The patient was extubated at the end of the procedure after returning him into supine position. The patient received oxygen insufflation via nasal prong, because SpO2 dropped to 84% after extubation, but returned to 96% w/ 6L/min O2. The patient received 0.15mg/kg Cisatracurium for intubation, no repetive doses given, the neuromuscular monitoring showed complete recover 60min after induction (TOF>90%), so residual relaxation was excluded. Auscultation show slightly diminished breath sound a the right lung base, and coarse crackles at the left lower regions. A CXR done in the revovery room showed: small right sided pleural effusion, slightly enlarged heart, pulmonary edema, small atelectatic region in the right lower lung. The patient was transfered to the neurosurgical ICU.
Six weeks later the patient is scheduled for a neurosurgical procedure again (the microbiological specimen proved an inflamed vertebral disc, an recent MRI showed still some remaining inflamed tissue that has to be removed). By chance, the same anesthesiologist is scheduled for performing anesthesia on this patient. He noticed that the patient has a fresh, huge thoracic scar over his sternum.
Guess the diagnosis!

Edited by farnsworth on 02/18/08 - 07:24 AM

  #4

Thanks for you explanation regarding murmurs.
I couldn't find any clue from the real case.
Was that inflammatory thoracic aortic aneurysm? Let me guess.

  #5

cool posting

  #6

nyimalay n farnsworth thanks....

farnsworth very nice explanation but not sure of the diagnosisconfused


  #7

inflammatory aortic aneurysm is not a bad guess, but it would not explain pulmonary edema and the need for the fluid and vasopressor requirements intraoperatively.

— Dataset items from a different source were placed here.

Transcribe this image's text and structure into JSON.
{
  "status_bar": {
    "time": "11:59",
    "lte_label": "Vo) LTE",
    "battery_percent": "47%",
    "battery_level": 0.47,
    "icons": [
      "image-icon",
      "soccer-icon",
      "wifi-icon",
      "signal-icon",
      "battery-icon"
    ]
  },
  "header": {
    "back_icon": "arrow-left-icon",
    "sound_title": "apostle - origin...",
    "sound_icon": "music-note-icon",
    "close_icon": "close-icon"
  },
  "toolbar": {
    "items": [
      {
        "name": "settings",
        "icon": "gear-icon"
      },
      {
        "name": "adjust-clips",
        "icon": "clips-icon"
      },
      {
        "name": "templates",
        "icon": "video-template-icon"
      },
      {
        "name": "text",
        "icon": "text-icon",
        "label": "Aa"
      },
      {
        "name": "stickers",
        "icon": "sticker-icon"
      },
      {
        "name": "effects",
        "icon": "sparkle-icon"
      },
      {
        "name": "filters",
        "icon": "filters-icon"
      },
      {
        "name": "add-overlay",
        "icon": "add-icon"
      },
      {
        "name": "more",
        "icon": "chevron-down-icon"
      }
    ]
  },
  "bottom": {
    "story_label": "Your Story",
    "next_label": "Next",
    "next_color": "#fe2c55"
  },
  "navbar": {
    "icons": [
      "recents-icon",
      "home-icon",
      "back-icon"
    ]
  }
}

The anesthesiologist was thinking about sepsis, hence the fluid and vasopressor therapy. The next thing he was thinking of, was septic cardiomyopathy (yes, yes. Everybody was talking about the toll-like receptor at that time and its role in septic cardiomyopathy). But in the end it turned out, that the patient had a 3rd to 4th grade mitral valve insufficiency! The defect was large enough to prevent the flow becoming turbulent, thus it was not noticed during auscultation. The patient was scheduled to mitral valve replacement, which showed an inflamed and destroyed mitral valve, hence the scar over the sternum.

The epinephrine dosage was low, so a the anesthesiologist did not use a TEE intraoperatively (challinging, in a patient in prone position), but if he did, he would have seen the MVI. It would have change the management in a way, that he would have avoided the use or norepinephrine, but used low dose dobutamine instead. Rationale: keep the left ventricle filled and fast. MVI is one of the worst conditions. Why? Because the mitral valves is one of the main determinants of the direction of the blood flow within the heart! If the systemic vascular resistance (SVI) increases, e. g. by norepinephrine infusion or endogenous catecholamines, the reflux over the mitral valve increases -> pulmonary edema (worst case: right heart failure).

In this case it remained unclear, if septic emboli from a damaged mitral valve (endocarditis) could have caused the discitis, or if the discitis preceded the mitral valve destruction.